In which industries does college prestige actually not matter?
In the US, it’s pretty well known that the highest-paying careers tend to be dominated by people from elite universities. Tech, finance, and law all seem heavily skewed toward Ivy League schools, Stanford, and a small group of top universities.
In tech, people like to say degrees don’t matter, but when you look at the most senior or highest-paid roles, many of those employees still come from elite schools. Finance feels even more rigid, breaking into investment banking, PE, or hedge funds without a top-tier degree seems extremely difficult. Law appears similar, with many top lawyers and judges coming from places like Harvard and Yale.
Entrepreneurship is often brought up as an exception, but if you look at the most successful, high-growth startups (especially in tech), the founders’ backgrounds are again dominated by Ivy League and Stanford alumni.
So I’m curious: which industries actually allow people to achieve high levels of success ( >400k per year )without elite college credentials?
My guesses would be things like medicine (where licensing matters more than school prestige), traditional entrepreneurship (manufacturing, logistics, etc.), and entertainment (music, acting, sports), but I’m sure I’m missing a lot.
Would be really interested to hear from people who know, or who work in these industries.
Anything where sales a large part of the job. In my field of real estate you can be very successful as a broker (selling properties/land, but also debt/equity placement) and no one gives a shit what school you went to.
Retail sales clerk
Prestige is a primitive form of social capital and it isn't absent from other industries. The examples you chose have their own inherent networks where social capital concentrates opportunities. You are asking the wrong question.

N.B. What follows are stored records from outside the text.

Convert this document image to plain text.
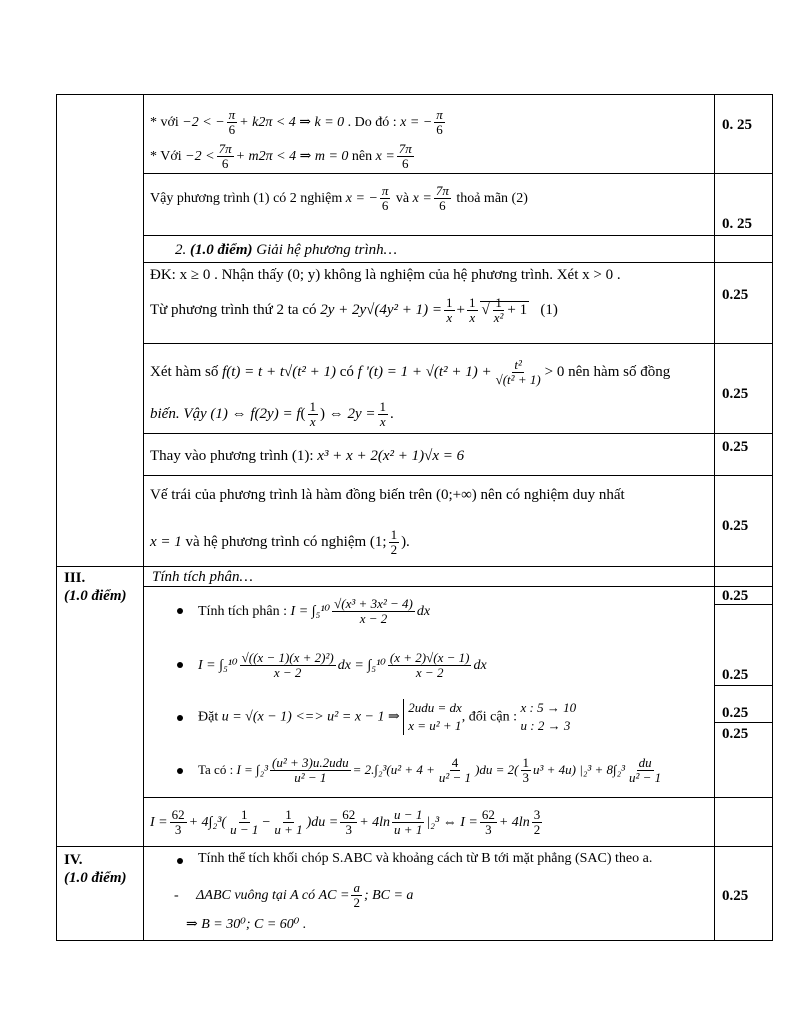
* với −2 < − $\frac{\pi}{6} + k2\pi < 4$ ⇒ k = 0 . Do đó : x = − $\frac{\pi}{6}$
* Với $-2 < \frac{7\pi}{6} + m2\pi < 4$ ⇒ m = 0 nên $x = \frac{7\pi}{6}$
0. 25
Vậy phương trình (1) có 2 nghiệm x = − $\frac{\pi}{6}$ và $x = \frac{7\pi}{6}$ thoả mãn (2)
0. 25
2. (1.0 điểm) Giải hệ phương trình…
ĐK: x ≥ 0 . Nhận thấy (0; y) không là nghiệm của hệ phương trình. Xét x > 0 .
Từ phương trình thứ 2 ta có $2y + 2y√(4y^2 + 1) = \frac{1}{x} + \frac{1}{x}$ √ $\frac{1}{\text{x²}} + 1$ (1)
0.25
Xét hàm số f(t) = t + t√(t² + 1) có f '$(t) = 1 + √(t^2 + 1) + \frac{\text{t²}}{\text{√(t² + 1)}} > 0$ nên hàm số đồng
biến. Vậy (1) ⇔ $f(2y) = f( \frac{1}{x}$ ) ⇔ $2y = \frac{1}{x}$ .
0.25
Thay vào phương trình (1): x³ + x + 2(x² + 1)√x = 6
0.25
Vế trái của phương trình là hàm đồng biến trên (0;+∞) nên có nghiệm duy nhất
x = 1 và hệ phương trình có nghiệm (1; $\frac{1}{2}$ ).
0.25
III.
(1.0 điểm)
Tính tích phân…
Tính tích phân : $I = \int_5^{10} \frac{\text{√(x³ + 3x² − 4)}}{x - 2}$ dx
$I = \int_5^{10} \frac{\text{√((x − 1)(x + 2)²)}}{x - 2}$ dx = $\int_5^{10} \frac{(x + 2)√(x - 1)}{x - 2}$ dx
Đặt u = √(x − 1) <=> u² = x − 1 ⇒
2udu = dx
x = u² + 1
, đổi cận :
x : 5 → 10
u : 2 → 3
Ta có : $I = \int_2^3 \frac{\text{(u² + 3)u.2udu}}{\text{u² − 1}} = 2.\int_2^3(u^2 + 4 + \frac{4}{\text{u² − 1}} )du = 2( \frac{1}{3} u^3 + 4u) |_2^3 + 8\int_2^3 \frac{du}{\text{u² − 1}}$
$I = \frac{62}{3} + 4\int_2^3( \frac{1}{u - 1} - \frac{1}{u + 1} )du = \frac{62}{3} + 4\ln \frac{u - 1}{u + 1} |_2^3$ ⇔ $I = \frac{62}{3} + 4\ln \frac{3}{2}$
0.25
0.25
0.25
0.25
IV.
(1.0 điểm)
Tính thể tích khối chóp S.ABC và khoảng cách từ B tới mặt phẳng (SAC) theo a.
- ΔABC vuông tại A có AC = $\frac{a}{2}$ ; BC = a
⇒ B = 30⁰; C = 60⁰ .
0.25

Physical commodity trading is probably one of the few places in finance where traditional prestige doesn't really translate, mostly because everyone has to start at the bottom, whether that's operations, scheduling, shipping etc. Your typical target school kid probably won't want to do that and grind it out.
Also accounting, I think can be non-biased at times just due to the amount of accountants needed.
Just my 2 cents.
Any job where you're selling yourself -- so all white-collar professional services basically -- prestige matters, at least for breaking in.
With some of the other fields you're talking about, I think you're confusing correlation for causation. The reason so many CEOs went to great schools is because many of the admirable qualities they demonstrated at age 18 also led them to be successful professionally. I promise you no board is saying "well we're down to our top 2 candidates for this hire, Jack has been crushing it but he only went to Penn State, so better hire Will instead."
Any kind of non-software engineering generally doesn't give a shit about target schools.